How to find list of missing files based on the file format?

Hi All,

In the file names we have dates.
Based on the file format given by the user,
if any file is not existed for a particular date with in a given interval we should consider that file is missing.

I have the below files in the directory /bin/daily/voda_files.

asr_spir_2017-05-10-150325_2017-05-10-112227_2017-05-13-112227.txt
adb_voda_2017-05-11-150325_2017-05-10-112227_2017-05-13-112227.txt
adb_voda_2017-05-14-150325_2017-05-11-112227_2017-05-10-112227.txt
adb_voda_2017-05-12-150325_2017-05-12-112227_2017-05-11-112227
adb_voda_2017-05-16_2017-04-30_2017-05-01.txt
adb_voda_20170510.txt
adb_voda_2017-05-10.txt
2017-05-11
2017-05-10.txt
2017-05-12

If user entered

file_format=xxx_xxxx_YYYY-MM-DD-HHIISS_?????????????????_?????????????????.txt
prog_name="abd_voda_"
interval=10 (from current date -1 to 10 days back It should be from 2017-05-08 to 2017-05-17)

In this case it should consider the first date in the file.
The missing files output should be

adb_voda_2017-05-08
adb_voda_2017-05-09
adb_voda_2017-05-10
adb_voda_2017-05-12
adb_voda_2017-05-13
adb_voda_2017-05-15
adb_voda_2017-05-16
adb_voda_2017-05-17

If user entered

file_format=xxx_xxxx_?????????????????_?????????????????_YYYY-MM-DD-HHIISS.txt
prog_name="abd_voda_"
interval=10 (from current date -1 to 10 days back It should be from 2017-05-08 to 2017-05-17)

In this case it should consider the last date in the file.
The missing files output should be

adb_voda_2017-05-08
adb_voda_2017-05-09
adb_voda_2017-05-11
adb_voda_2017-05-12
adb_voda_2017-05-14
adb_voda_2017-05-15
adb_voda_2017-05-16
adb_voda_2017-05-17

If user entered

file_format=YYYY-MM-DD
prog_name=""
interval=10 (from current date -1 to 10 days back It should be from 2017-05-08 to 2017-05-17).

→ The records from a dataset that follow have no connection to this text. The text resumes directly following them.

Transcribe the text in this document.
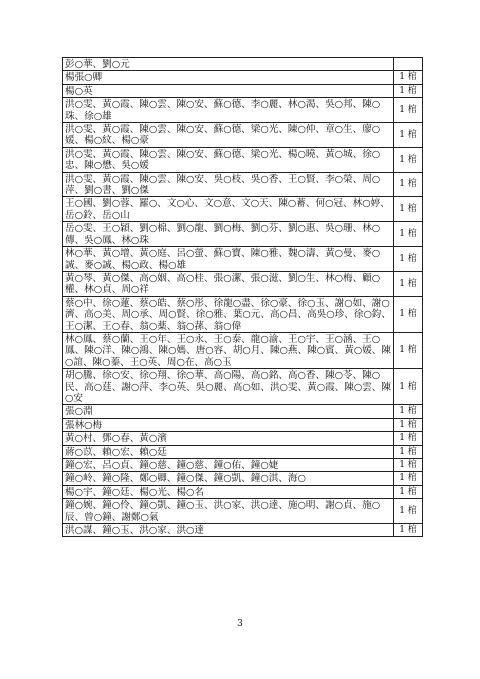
彭○華、劉○元	
楊張○卿	1 棺
楊○英	1 棺
洪○雯、黃○霞、陳○雲、陳○安、蘇○德、李○麗、林○渴、吳○邦、陳○珠、徐○雄	1 棺
洪○雯、黃○霞、陳○雲、陳○安、蘇○德、梁○光、陳○仲、章○生、廖○媛、楊○紋、楊○豪	1 棺
洪○雯、黃○霞、陳○雲、陳○安、蘇○德、梁○光、楊○曉、黃○城、徐○忠、陳○懋、吳○媛	1 棺
洪○雯、黃○霞、陳○雲、陳○安、吳○枝、吳○香、王○賢、李○榮、周○萍、劉○書、劉○傑	1 棺
王○國、劉○蓉、羅○、文○心、文○意、文○天、陳○蓄、何○冠、林○婷、岳○鈴、岳○山	1 棺
岳○雯、王○穎、劉○棉、劉○龍、劉○梅、劉○芬、劉○惠、吳○珊、林○傳、吳○鳳、林○珠	1 棺
林○華、黃○增、黃○庭、呂○螢、蘇○寶、陳○雅、魏○濤、黃○曼、麥○誠、麥○誠、楊○政、楊○雄	1 棺
黃○琴、黃○傑、高○姻、高○桂、張○潔、張○滋、劉○生、林○梅、顧○權、林○貞、周○祥	1 棺
蔡○中、徐○蓮、蔡○皓、蔡○彤、徐龍○盡、徐○豪、徐○玉、謝○如、謝○濟、高○美、周○承、周○賢、徐○雅、葉○元、高○昌、高吳○珍、徐○鈞、王○潔、王○春、翁○薬、翁○蓀、翁○偉	1 棺
林○鳳、蔡○蘭、王○年、王○永、王○泰、龍○渝、王○宇、王○涵、王○鳳、陳○洋、陳○鴻、陳○媽、唐○容、胡○月、陳○燕、陳○賓、黃○媛、陳○誼、陳○蓁、王○英、周○在、高○玉	1 棺
胡○騰、徐○安、徐○翔、徐○華、高○陽、高○銘、高○香、陳○苓、陳○民、高○莛、謝○萍、李○英、吳○麗、高○如、洪○雯、黃○霞、陳○雲、陳○安	1 棺
張○淵	1 棺
張林○梅	1 棺
黃○村、鄧○春、黃○濱	1 棺
蔣○苡、賴○宏、賴○廷	1 棺
鐘○宏、呂○貞、鐘○慈、鐘○慈、鐘○佑、鐘○婕	1 棺
鐘○岭、鐘○隆、鄭○卿、鐘○傑、鐘○凱、鐘○淇、海○	1 棺
楊○宇、鐘○廷、楊○光、楊○名	1 棺
鐘○婉、鐘○伶、鐘○凱、鐘○玉、洪○家、洪○達、施○明、謝○貞、施○辰、曾○鐘、謝鄭○氣	1 棺
洪○謀、鐘○玉、洪○家、洪○達	1 棺
3
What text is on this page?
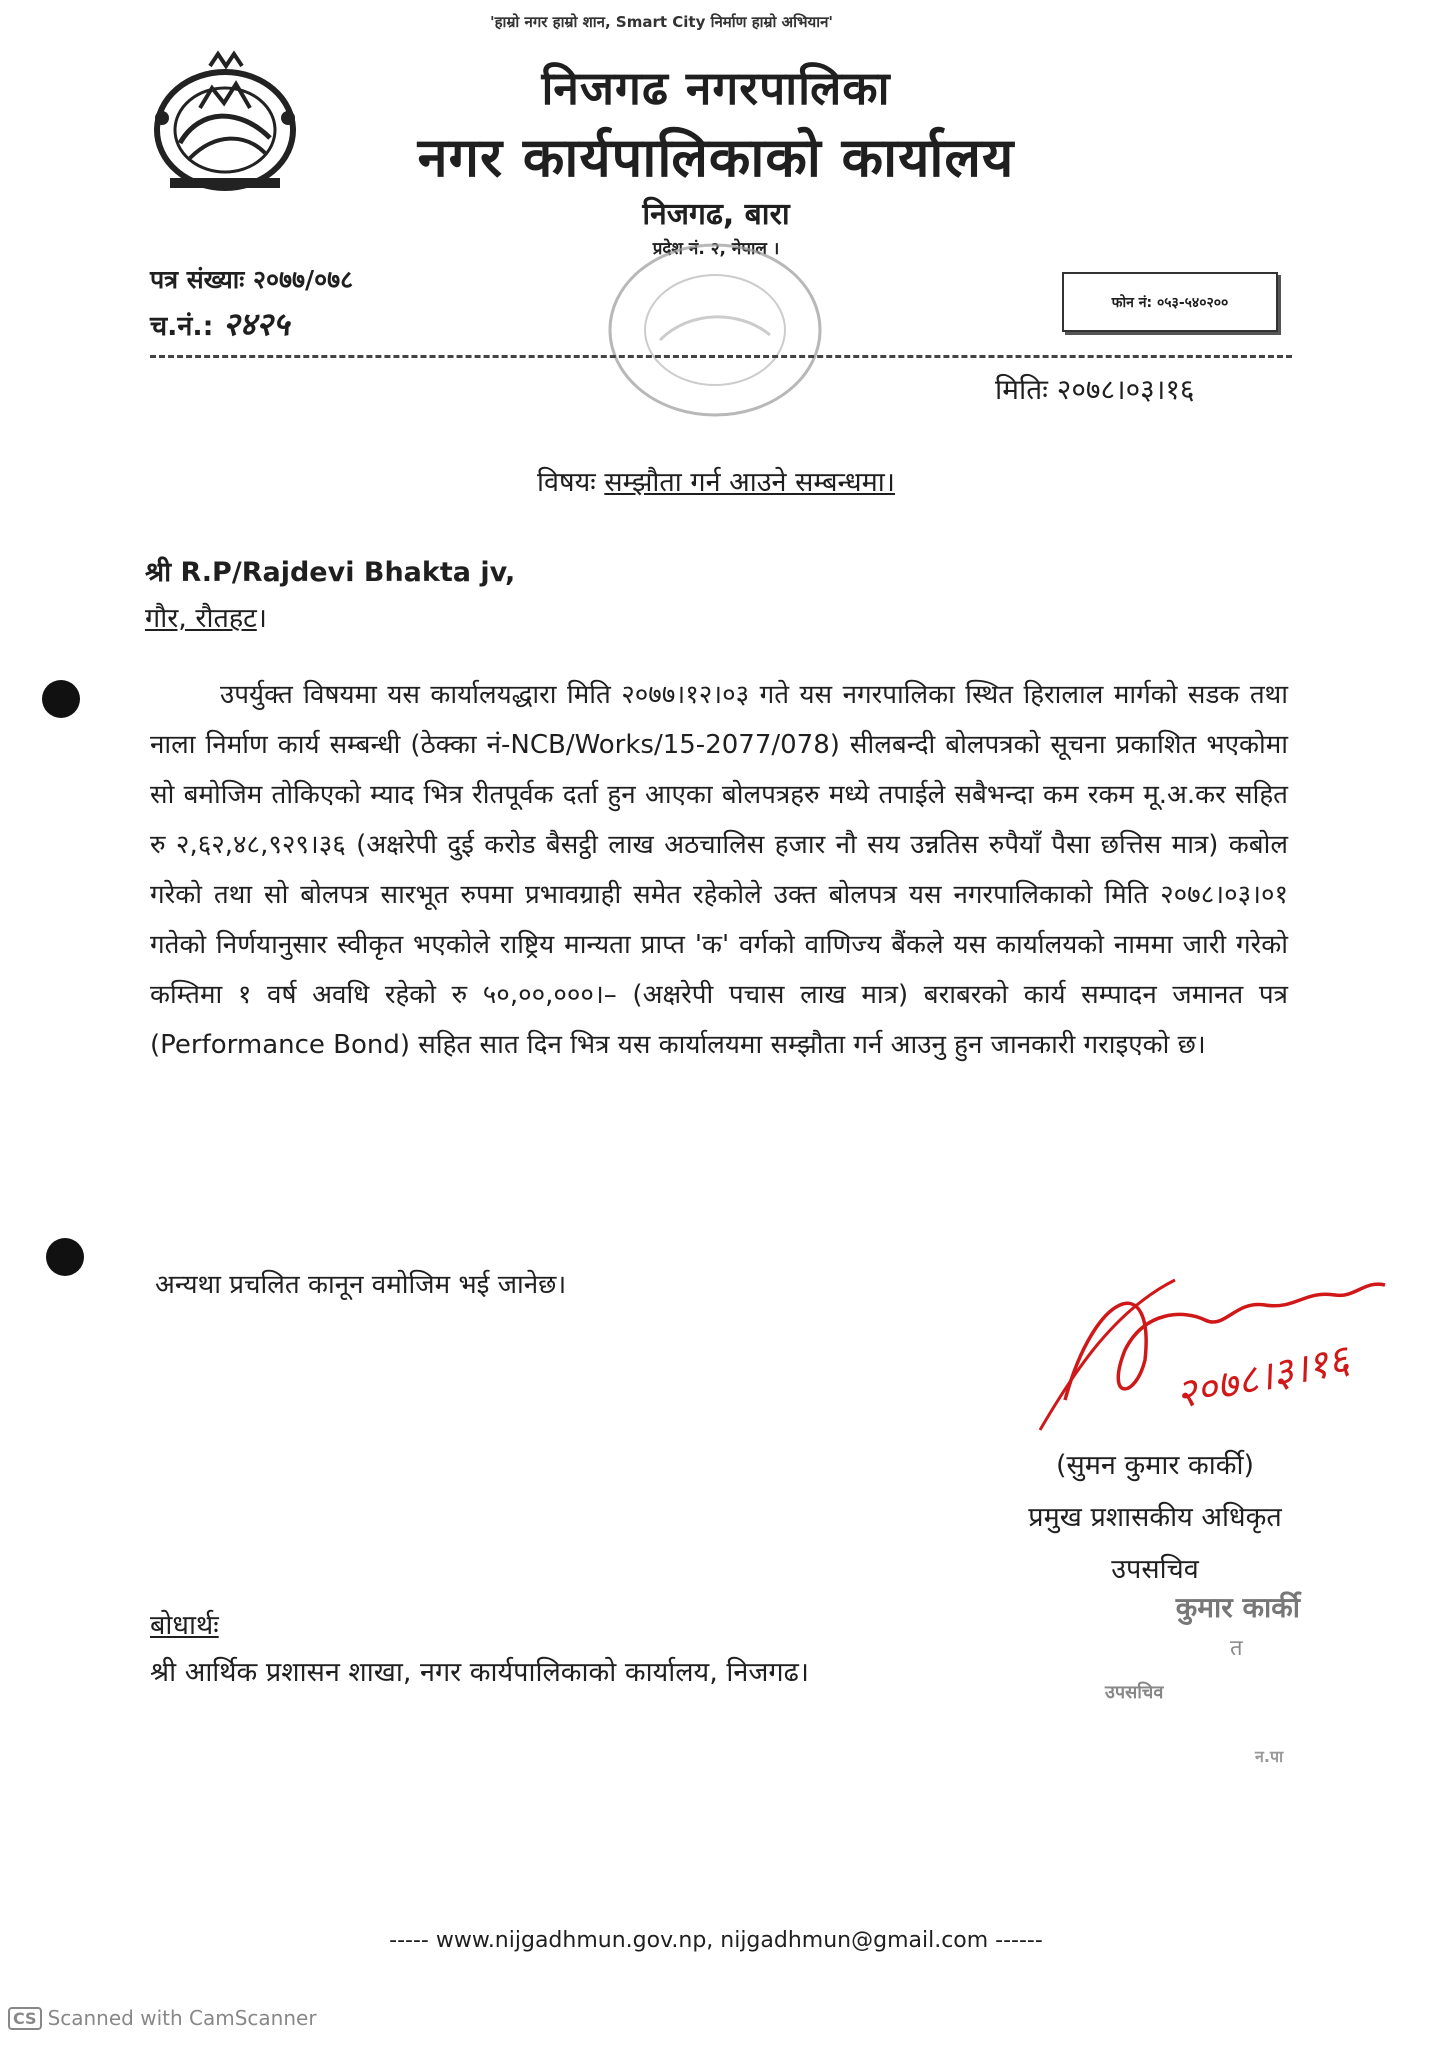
'हाम्रो नगर हाम्रो शान, Smart City निर्माण हाम्रो अभियान'
निजगढ नगरपालिका
नगर कार्यपालिकाको कार्यालय
निजगढ, बारा
प्रदेश नं. २, नेपाल ।
पत्र संख्याः २०७७/०७८
च.नं.: २४२५
फोन नं: ०५३-५४०२००
मितिः २०७८।०३।१६
विषयः सम्झौता गर्न आउने सम्बन्धमा।
श्री R.P/Rajdevi Bhakta jv,
गौर, रौतहट।
उपर्युक्त विषयमा यस कार्यालयद्धारा मिति २०७७।१२।०३ गते यस नगरपालिका स्थित हिरालाल मार्गको सडक तथा नाला निर्माण कार्य सम्बन्धी (ठेक्का नं-NCB/Works/15-2077/078) सीलबन्दी बोलपत्रको सूचना प्रकाशित भएकोमा सो बमोजिम तोकिएको म्याद भित्र रीतपूर्वक दर्ता हुन आएका बोलपत्रहरु मध्ये तपाईले सबैभन्दा कम रकम मू.अ.कर सहित रु २,६२,४८,९२९।३६ (अक्षरेपी दुई करोड बैसट्ठी लाख अठचालिस हजार नौ सय उन्नतिस रुपैयाँ पैसा छत्तिस मात्र) कबोल गरेको तथा सो बोलपत्र सारभूत रुपमा प्रभावग्राही समेत रहेकोले उक्त बोलपत्र यस नगरपालिकाको मिति २०७८।०३।०१ गतेको निर्णयानुसार स्वीकृत भएकोले राष्ट्रिय मान्यता प्राप्त 'क' वर्गको वाणिज्य बैंकले यस कार्यालयको नाममा जारी गरेको कम्तिमा १ वर्ष अवधि रहेको रु ५०,००,०००।– (अक्षरेपी पचास लाख मात्र) बराबरको कार्य सम्पादन जमानत पत्र (Performance Bond) सहित सात दिन भित्र यस कार्यालयमा सम्झौता गर्न आउनु हुन जानकारी गराइएको छ।
अन्यथा प्रचलित कानून वमोजिम भई जानेछ।
२०७८।३।१६
(सुमन कुमार कार्की)
प्रमुख प्रशासकीय अधिकृत
उपसचिव
कुमार कार्की
त
उपसचिव
न.पा
बोधार्थः
श्री आर्थिक प्रशासन शाखा, नगर कार्यपालिकाको कार्यालय, निजगढ।
----- www.nijgadhmun.gov.np, nijgadhmun@gmail.com ------
CS Scanned with CamScanner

It should consider the files which are having only YYYY-MM-DD.
The missing files output should be

2017-05-08
2017-05-09
2017-05-10
2017-05-13
2017-05-14
2017-05-15
2017-05-16
2017-05-17

Please help me with the script.

Thanks in advance.

given your detailed description.... what have you tried and where exactly are you stuck?

Hi,

I have tried this but its not working as expected.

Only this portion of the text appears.